Iran Feature: Maya Neyestani --- Challenging Repression Through The Cartoon (Esfandiari)
We often feature the work of Maya Neyestani, whose cartoons illuminate the repression of the Iranian regimme while --- occasionally --- offering a glimmer of persistence and hope amidst that repression. Writing for Radio Free Europe/Radio Liberty, Golnaz Esfandiari profiles the cartoonist:
A cockroach landed Iranian cartoonist Mana Neyestani in jail and turned his life upside down.
In 2006, a cartoon by Neyestani that showed the pest speaking Azeri sparked riots among Iran's minority Azeris. The cartoon, which ran in the children's section of the state newspaper, "Iran," showed a cockroach asking, "What?" in Azeri. It was deemed insulting by many members of Iran's Azeri minority, who took to the streets to show their anger.
The government responded with force. Nineteen people reportedly died in the clashes and many others were arrested.
Neyestani and the editor of the paper ended up in solitary confinement in Tehran's Evin prison under conditions the cartoonist described as "Kafkaesque." Three months later, Neyestani used a temporary prison leave to flee the country with his wife.

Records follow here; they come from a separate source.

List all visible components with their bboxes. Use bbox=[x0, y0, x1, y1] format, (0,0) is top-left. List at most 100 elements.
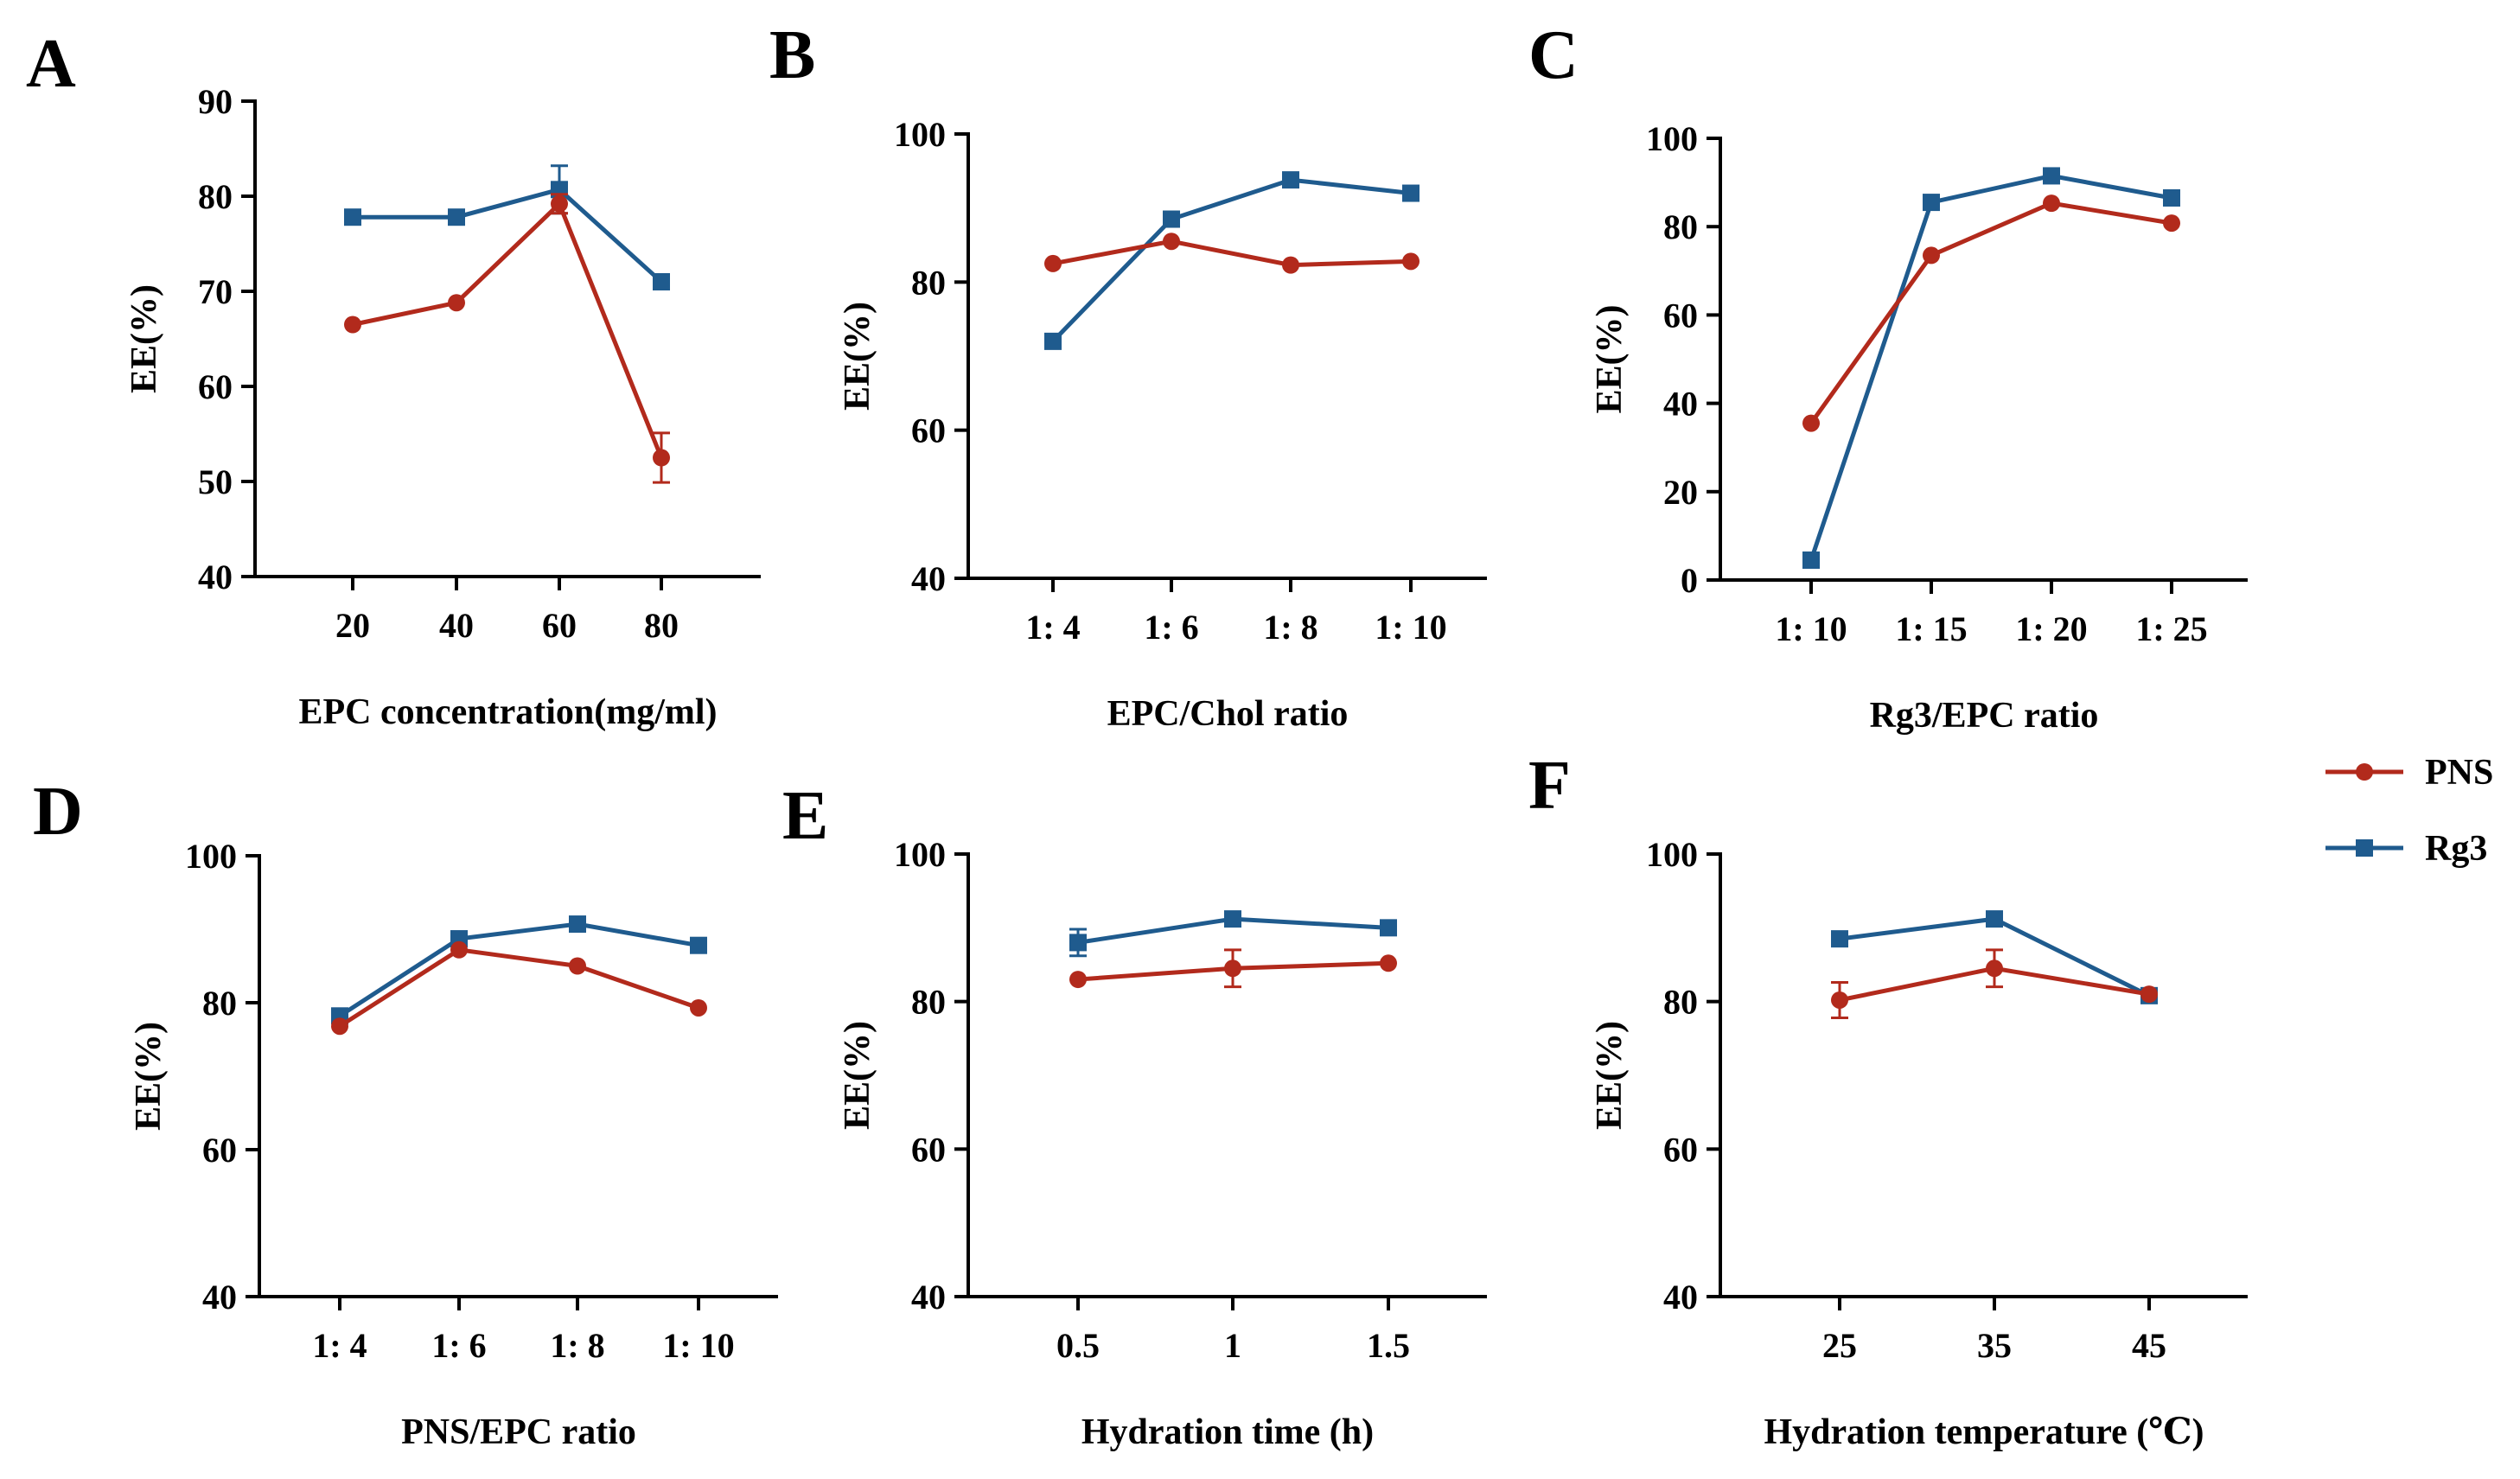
y-axis-title-d: EE(%) bbox=[129, 1022, 169, 1131]
y-tick-label-d: 100 bbox=[185, 837, 237, 876]
legend-item-pns: PNS bbox=[2325, 753, 2493, 793]
panel-letter-d: D bbox=[33, 774, 83, 850]
x-tick-label-d: 1: 8 bbox=[550, 1326, 604, 1365]
y-tick-label-a: 90 bbox=[198, 82, 233, 121]
y-tick-label-b: 60 bbox=[911, 411, 946, 450]
y-tick-label-e: 100 bbox=[894, 835, 946, 874]
x-axis-title-b: EPC/Chol ratio bbox=[1107, 694, 1349, 734]
series-pns-e bbox=[1069, 948, 1397, 989]
y-tick-label-c: 60 bbox=[1663, 296, 1698, 335]
x-tick-label-d: 1: 4 bbox=[312, 1326, 367, 1365]
panel-letter-a: A bbox=[26, 26, 76, 102]
series-pns-d bbox=[331, 940, 707, 1036]
y-tick-label-a: 40 bbox=[198, 558, 233, 596]
data-point-pns-a bbox=[344, 316, 361, 334]
data-point-rg3-f bbox=[1986, 910, 2003, 928]
y-axis-title-f: EE(%) bbox=[1590, 1021, 1630, 1130]
x-tick-label-f: 25 bbox=[1822, 1326, 1857, 1365]
y-tick-label-f: 80 bbox=[1663, 983, 1698, 1022]
data-point-rg3-b bbox=[1282, 171, 1299, 189]
panel-letter-c: C bbox=[1528, 17, 1579, 93]
x-tick-label-b: 1: 6 bbox=[1144, 608, 1198, 647]
data-point-rg3-c bbox=[1923, 194, 1940, 212]
x-axis-title-f: Hydration temperature (℃) bbox=[1764, 1412, 2204, 1452]
data-point-pns-d bbox=[569, 957, 586, 975]
x-axis-title-a: EPC concentration(mg/ml) bbox=[298, 692, 717, 732]
y-tick-label-e: 40 bbox=[911, 1278, 946, 1316]
panel-d: D 40 60 80 100 1: 4 1: 6 1: 8 1: 10 PNS/EPC ratio… bbox=[33, 774, 778, 1452]
data-point-pns-e bbox=[1069, 971, 1087, 989]
series-line-rg3-c bbox=[1809, 173, 2172, 561]
series-pns-f bbox=[1831, 948, 2158, 1019]
x-tick-label-c: 1: 25 bbox=[2135, 609, 2207, 648]
data-point-pns-a bbox=[551, 194, 568, 213]
y-tick-label-e: 80 bbox=[911, 983, 946, 1022]
series-line-rg3-d bbox=[338, 921, 699, 1018]
x-tick-label-b: 1: 4 bbox=[1025, 608, 1080, 647]
series-pns-b bbox=[1044, 233, 1419, 274]
series-line-pns-a bbox=[352, 200, 664, 459]
data-point-pns-c bbox=[2163, 214, 2180, 233]
y-axis-title-e: EE(%) bbox=[838, 1021, 877, 1130]
y-tick-label-c: 100 bbox=[1646, 119, 1698, 158]
data-point-rg3-e bbox=[1380, 919, 1397, 937]
x-tick-label-e: 1.5 bbox=[1367, 1326, 1410, 1365]
series-line-pns-c bbox=[1809, 201, 2172, 425]
y-tick-label-a: 70 bbox=[198, 272, 233, 311]
data-point-pns-b bbox=[1163, 233, 1180, 251]
series-rg3-a bbox=[344, 164, 670, 290]
x-tick-label-e: 1 bbox=[1224, 1326, 1241, 1365]
data-point-rg3-b bbox=[1044, 332, 1062, 350]
data-point-pns-a bbox=[653, 449, 670, 467]
data-point-rg3-d bbox=[690, 936, 707, 954]
panel-c: C 0 20 40 60 80 100 1: 10 1: 15 1: 20 1: 25 Rg3/EPC… bbox=[1528, 17, 2248, 736]
data-point-pns-f bbox=[1986, 959, 2003, 978]
data-point-pns-d bbox=[450, 940, 468, 959]
x-tick-label-e: 0.5 bbox=[1056, 1326, 1100, 1365]
x-tick-label-a: 80 bbox=[644, 606, 679, 645]
data-point-pns-d bbox=[690, 998, 707, 1017]
y-tick-label-c: 40 bbox=[1663, 385, 1698, 424]
y-tick-label-c: 80 bbox=[1663, 207, 1698, 246]
data-point-pns-c bbox=[2043, 194, 2060, 213]
data-point-rg3-c bbox=[1802, 551, 1820, 570]
panel-b: B 40 60 80 100 1: 4 1: 6 1: 8 1: 10 EPC/Chol rati… bbox=[769, 17, 1487, 734]
legend-marker-pns bbox=[2356, 763, 2373, 781]
legend-item-rg3: Rg3 bbox=[2325, 829, 2487, 869]
x-tick-label-a: 40 bbox=[439, 606, 474, 645]
x-tick-label-f: 45 bbox=[2132, 1326, 2166, 1365]
legend-label-pns: PNS bbox=[2425, 753, 2493, 793]
x-tick-label-b: 1: 10 bbox=[1375, 608, 1446, 647]
series-rg3-b bbox=[1044, 171, 1419, 350]
y-tick-label-c: 0 bbox=[1681, 561, 1698, 600]
data-point-rg3-a bbox=[448, 208, 465, 226]
x-tick-label-a: 60 bbox=[542, 606, 577, 645]
x-tick-label-d: 1: 10 bbox=[662, 1326, 734, 1365]
data-point-pns-a bbox=[448, 294, 465, 312]
y-axis-title-a: EE(%) bbox=[124, 284, 164, 393]
y-axis-title-c: EE(%) bbox=[1590, 305, 1630, 414]
x-tick-label-f: 35 bbox=[1977, 1326, 2012, 1365]
series-line-rg3-b bbox=[1051, 177, 1412, 343]
series-rg3-d bbox=[331, 915, 707, 1025]
x-axis-title-e: Hydration time (h) bbox=[1081, 1412, 1374, 1452]
x-tick-label-d: 1: 6 bbox=[431, 1326, 486, 1365]
chart-panels: A 40 50 60 70 80 90 20 40 60 80 EPC concentration(m… bbox=[26, 17, 2248, 1452]
y-tick-label-d: 60 bbox=[202, 1131, 237, 1170]
y-tick-label-a: 80 bbox=[198, 177, 233, 216]
data-point-pns-f bbox=[2140, 985, 2158, 1004]
data-point-rg3-a bbox=[653, 273, 670, 290]
panel-e: E 40 60 80 100 0.5 1 1.5 Hydration time (h) EE(%) bbox=[782, 778, 1487, 1452]
data-point-rg3-c bbox=[2043, 167, 2060, 185]
y-tick-label-c: 20 bbox=[1663, 473, 1698, 512]
series-pns-a bbox=[344, 193, 670, 484]
data-point-rg3-c bbox=[2163, 188, 2180, 207]
series-pns-c bbox=[1802, 194, 2180, 432]
data-point-pns-f bbox=[1831, 991, 1848, 1009]
data-point-pns-e bbox=[1380, 954, 1397, 972]
data-point-rg3-f bbox=[1831, 930, 1848, 948]
y-tick-label-b: 100 bbox=[894, 115, 946, 154]
panel-letter-e: E bbox=[782, 778, 828, 854]
y-tick-label-f: 100 bbox=[1646, 835, 1698, 874]
y-tick-label-a: 50 bbox=[198, 462, 233, 501]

He finally ended up in exile in France after spending time in several other countries, including Turkey, Malaysia, and China.
Now, the 39-year-old cartoonist has recounted his time in prison in a graphic novel titled "An Iranian Metamorphosis," which was recently published in France. The book, whose title is a reference to Franz Kafka's famous story about a man who turns into a giant insect and is ostracized by his family, is also due to be published in other European countries and possibly in the United States.
In the novel, Neyestani's time in jail --- including the psychological torture he faced and numerous interrogations where he was purportedly asked to confess to having received money from foreigners and other fabricated charges --- is depicted in powerful black-and-white illustrations with his signature dark humor and, of course, many cockroaches.
In one scene, he tells his interrogator he decided to use the word "Namana" --- which is "what" in Azeri --- because many Iranians use it while speaking Farsi.
"I didn't have its Azeri origins in mind," he says.
The interrogator tells Neyestani that he's unconvincing and asks him to think of better motives, as well as to provide "all the information he has about his fellow cartoonists."
An architect by training, the real-life Neyestani says he decided to produce the book to illustrate the difficult and often absurd, tragicomic situation intellectuals in Iran face.
Running Commentary
To many Iranians, Neyestani is known as the creator of a comic strip called "The Engaged Family", which for the last two years has documented the life of a middle-class Iranian family. The family supports the opposition Green Movement and Neyestani chronicles their interactions with "the dictator".
The strip, which is published on a Persian news website based abroad, has gained enormous popularity for the way it shows how humor can help people cope with the painful realities of life in Iran.
A recent installment of "The Engaged Family" reflected the anger many members of the opposition felt after they heard the news that former President Mohammad Khatami had voted in the March parliamentary elections, which other reformists boycotted.
In the cartoon, the grandfather of the family has broken a mirror over a dazed-looking Khatami, who is standing next to a ballot box covered with bloody handprints.
Neyestani's cartoons pulse with feelings of hope, lack of freedom, and frustration with the absurd social and political rules that Iranians face in their day-to-day lives. His drawings depict Iranian leaders as obsessed with nuclear power, show how sanctions hurt ordinary people, evoke the specter of war with Israel, highlight the plight of political prisoners, and, in general, draw attention to vexing issues on the minds of many Iranians.